The Daily of the University of Washington

UW geneticist wins prize for genome work


For the third time, a UW faculty member has been awarded the Gruber Genetics Prize. This year's $500,000 cash award went to Professor Maynard Olson for his successful career in the field of genetics.


Photo by Daily Photo staff.

Maynard Olson Gruber Genetics Prize winner


Olson views this prize as a lifetime achievement award rather than recognition for a particular discovery or breakthrough.

"If these prizes are good for anything, they give a humanized context in which to put a little science out in front of the public," he said.

When Olson began his work on the human genome at the UW in the mid-'70s, working with DNA was laborious, expensive and inefficient.

Olson equates the genetics industry of the '70s to the auto industry prior to Henry Ford's invention of the assembly line. He refers to it as a cottage industry that consisted of a few highly skilled individuals who would be incapable of sequencing the 3 billion base pairs that make up the human genome.

"We had to rethink how we were going to attack this problem," Olson said.

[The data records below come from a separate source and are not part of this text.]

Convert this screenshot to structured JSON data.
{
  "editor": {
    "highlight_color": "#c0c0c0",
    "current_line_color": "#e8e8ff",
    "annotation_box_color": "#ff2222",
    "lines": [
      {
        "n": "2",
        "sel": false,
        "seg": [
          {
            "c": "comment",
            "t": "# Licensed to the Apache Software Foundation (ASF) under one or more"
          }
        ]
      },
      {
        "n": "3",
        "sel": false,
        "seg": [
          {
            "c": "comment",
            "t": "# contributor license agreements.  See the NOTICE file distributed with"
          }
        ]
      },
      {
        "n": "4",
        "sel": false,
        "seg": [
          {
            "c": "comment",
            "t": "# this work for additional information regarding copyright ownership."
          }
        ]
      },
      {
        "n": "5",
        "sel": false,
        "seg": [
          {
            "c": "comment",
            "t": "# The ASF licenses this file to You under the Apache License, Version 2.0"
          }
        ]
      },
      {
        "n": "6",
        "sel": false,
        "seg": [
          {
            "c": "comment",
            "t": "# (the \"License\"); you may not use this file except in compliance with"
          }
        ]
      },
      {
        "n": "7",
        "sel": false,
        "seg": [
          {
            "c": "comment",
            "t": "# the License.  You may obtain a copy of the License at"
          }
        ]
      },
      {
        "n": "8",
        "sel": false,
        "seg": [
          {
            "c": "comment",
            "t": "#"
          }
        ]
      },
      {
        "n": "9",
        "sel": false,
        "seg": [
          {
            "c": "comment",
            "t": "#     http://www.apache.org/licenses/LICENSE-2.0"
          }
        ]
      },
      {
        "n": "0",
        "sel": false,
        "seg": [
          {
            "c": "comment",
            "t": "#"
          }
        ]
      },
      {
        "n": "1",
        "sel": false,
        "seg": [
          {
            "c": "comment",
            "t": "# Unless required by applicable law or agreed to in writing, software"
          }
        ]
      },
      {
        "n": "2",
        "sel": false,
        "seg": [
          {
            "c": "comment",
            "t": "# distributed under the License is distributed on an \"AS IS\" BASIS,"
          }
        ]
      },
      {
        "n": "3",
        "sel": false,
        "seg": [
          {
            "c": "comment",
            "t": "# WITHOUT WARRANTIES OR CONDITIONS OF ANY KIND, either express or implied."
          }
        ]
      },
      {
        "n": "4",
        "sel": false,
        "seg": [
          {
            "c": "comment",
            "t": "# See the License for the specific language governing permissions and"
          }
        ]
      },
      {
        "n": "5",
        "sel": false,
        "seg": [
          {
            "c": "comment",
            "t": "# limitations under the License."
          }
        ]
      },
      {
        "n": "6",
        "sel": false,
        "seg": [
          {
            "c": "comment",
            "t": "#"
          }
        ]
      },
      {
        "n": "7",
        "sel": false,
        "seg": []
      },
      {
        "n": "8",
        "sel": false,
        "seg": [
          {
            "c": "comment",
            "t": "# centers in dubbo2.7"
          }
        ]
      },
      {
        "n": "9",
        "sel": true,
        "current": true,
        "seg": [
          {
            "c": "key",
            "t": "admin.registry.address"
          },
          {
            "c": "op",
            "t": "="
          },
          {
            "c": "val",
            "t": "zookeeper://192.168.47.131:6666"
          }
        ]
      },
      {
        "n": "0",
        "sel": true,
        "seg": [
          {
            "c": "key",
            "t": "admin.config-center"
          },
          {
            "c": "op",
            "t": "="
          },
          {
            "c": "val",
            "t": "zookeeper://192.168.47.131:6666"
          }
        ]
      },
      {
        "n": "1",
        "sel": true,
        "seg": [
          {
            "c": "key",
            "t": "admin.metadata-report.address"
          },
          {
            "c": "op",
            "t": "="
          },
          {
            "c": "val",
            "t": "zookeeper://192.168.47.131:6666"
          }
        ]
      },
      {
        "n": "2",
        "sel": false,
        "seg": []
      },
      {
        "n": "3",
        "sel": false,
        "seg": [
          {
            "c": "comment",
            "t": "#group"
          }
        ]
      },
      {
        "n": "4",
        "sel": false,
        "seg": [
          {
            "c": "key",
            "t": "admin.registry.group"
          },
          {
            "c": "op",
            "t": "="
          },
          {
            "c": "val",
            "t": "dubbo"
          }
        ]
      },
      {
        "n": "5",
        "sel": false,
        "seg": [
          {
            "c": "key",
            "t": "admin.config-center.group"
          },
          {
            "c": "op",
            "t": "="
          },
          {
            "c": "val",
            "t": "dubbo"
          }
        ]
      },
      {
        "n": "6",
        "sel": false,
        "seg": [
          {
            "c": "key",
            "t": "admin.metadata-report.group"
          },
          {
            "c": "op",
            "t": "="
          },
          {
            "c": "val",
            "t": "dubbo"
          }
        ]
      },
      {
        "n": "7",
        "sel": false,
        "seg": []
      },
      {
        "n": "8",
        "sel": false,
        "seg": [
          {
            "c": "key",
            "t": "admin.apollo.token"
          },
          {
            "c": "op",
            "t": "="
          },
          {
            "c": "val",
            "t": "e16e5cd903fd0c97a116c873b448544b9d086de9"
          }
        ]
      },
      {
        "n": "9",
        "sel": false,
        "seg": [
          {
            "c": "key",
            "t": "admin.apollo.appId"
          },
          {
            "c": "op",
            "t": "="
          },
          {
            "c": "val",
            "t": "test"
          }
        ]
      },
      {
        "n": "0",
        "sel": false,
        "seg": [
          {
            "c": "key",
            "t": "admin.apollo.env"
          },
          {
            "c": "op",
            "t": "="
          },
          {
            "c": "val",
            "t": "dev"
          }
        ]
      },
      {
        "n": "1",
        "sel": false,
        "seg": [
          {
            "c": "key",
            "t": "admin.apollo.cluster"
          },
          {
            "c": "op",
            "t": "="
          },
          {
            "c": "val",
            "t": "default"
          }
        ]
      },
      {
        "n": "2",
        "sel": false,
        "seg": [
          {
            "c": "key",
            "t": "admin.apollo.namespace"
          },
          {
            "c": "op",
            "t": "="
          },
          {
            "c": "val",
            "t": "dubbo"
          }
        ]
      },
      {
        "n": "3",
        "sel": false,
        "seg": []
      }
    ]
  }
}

To solve the diffculty, Olson and his colleagues developed methods, processes and algorithms to break apart and analyze manageable portions of the massive human genome.

"The '70s was the birth of methods development," he said.

These methods gave scientists all over the world the ability to trace their particular genome research back to the entire human genome.

To explain the complexity of the project of sequencing DNA and mapping the human genome, Olson uses the analogy of tearing apart millions of identical photos, taking each piece and characterizing it and putting each photo back together one bit at a time.

The tools he developed made mapping the genome possible and led to the creation of the Human Genome Project, which finished mapping the human genome in 2003.

Along with his technical work, Olson successfully fought to keep the human genome data publicly available.

"Anyone in the world can log on to the World Wide Web, and inspect the human genome sequence and relate some new experimental observation or radical idea that they have about human biology back to the same part, or parts, of the genome," he said.

Though Olson received $500,000, he said he does not plan on any major lifestyle changes.

"I'm still going to take the bus," he said.